Our findings should be interpreted in the context of the study’s limitations. First, the data for our main outcome variables, screening procedures, are self-reported. However, our primary goal was to analyze trends over time, and the expected rate of over-reporting of a “desirable behavior” may be assumed to not vary significantly across survey years. As a result, the bias introduced is unlikely to impact our main findings significantly and, thus, we assume that our results regarding percent change in screening behaviors reflect actual trends. Second, the sample size of cancer survivors employed in the farming sector, was too small for analysis, thus, our comparisons by occupational sector are limited to white-collar, blue-collar, and service workers.

Finally, due to data limitations, we do not know what type of Pap test (liquid-based or glass smear) was performed on women screened for cervical cancer. Because the time between screenings varies from 2 to 3 years depending on the test used, we may have under- or over-estimated those rates. Further, we had no data on the age at first coitus which may determine the recommended time of the first Pap test (at 18 years of age or 3 years after first sexual activity).

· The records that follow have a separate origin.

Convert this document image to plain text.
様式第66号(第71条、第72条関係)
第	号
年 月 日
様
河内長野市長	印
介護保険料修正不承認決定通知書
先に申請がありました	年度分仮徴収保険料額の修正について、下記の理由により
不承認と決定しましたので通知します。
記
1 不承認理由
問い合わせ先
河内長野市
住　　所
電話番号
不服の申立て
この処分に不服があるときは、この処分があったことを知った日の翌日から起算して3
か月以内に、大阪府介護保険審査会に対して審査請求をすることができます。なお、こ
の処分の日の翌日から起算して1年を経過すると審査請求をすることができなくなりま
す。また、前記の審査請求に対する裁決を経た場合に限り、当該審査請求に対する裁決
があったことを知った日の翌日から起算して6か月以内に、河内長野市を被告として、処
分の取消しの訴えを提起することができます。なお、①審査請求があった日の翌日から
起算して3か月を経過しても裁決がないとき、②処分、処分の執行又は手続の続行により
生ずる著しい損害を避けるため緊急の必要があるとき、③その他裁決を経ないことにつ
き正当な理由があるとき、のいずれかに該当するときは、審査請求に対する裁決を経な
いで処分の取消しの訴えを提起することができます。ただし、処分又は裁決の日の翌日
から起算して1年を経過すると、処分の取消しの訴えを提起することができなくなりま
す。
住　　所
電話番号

Our research findings are strengthened by the use of the NHIS, a nationally representative sample of the entire US population, which yielded a pooled sample of more than 7,500 working cancer survivors available for analysis. Consequently, the data reflect similar screening rates in the general population presented by the NCI in earlier years for some of the cancers assessed in this research (National Cancer Institute (NCI), 2010). The use of a trend analysis to investigate changes provides a systematic review of historical patterns in screening behavior while permitting the assessment of occupational differences within each year.

In summary, population-based information about cancer survivors is useful for researchers, public health practitioners, and program implementers responsible for the development and assessment of interventions aimed at improving the health and quality of life in this growing segment of the US population. Examining this information by occupational group is the next logical step in the effort to overcome any existing structural inequalities existing within working cancer survivors and promote policies aimed at meeting the needs of all employed groups (Dani and De Haan, 2008). However, this is a difficult task as most laws and public policies are written in a general format. Unfortunately, a “one-size-fits-all” approach will not lead to a decrease in occupation-related disparities in cancer screening. Hence, we hope that further research in this field will also examine the combined effect of other social determinants (psychosocial, logistic, and financial) that may influence screening decisions. A comprehensive approach may better inform the design of targeted workplace interventions to increase screening among the general population, with a special focus on cancer survivors, and tailored to the challenges and opportunities afforded within each occupational sector.

Conflict of Interest Statement

The authors declare that the research was conducted in the absence of any commercial or financial relationships that could be construed as a potential conflict of interest.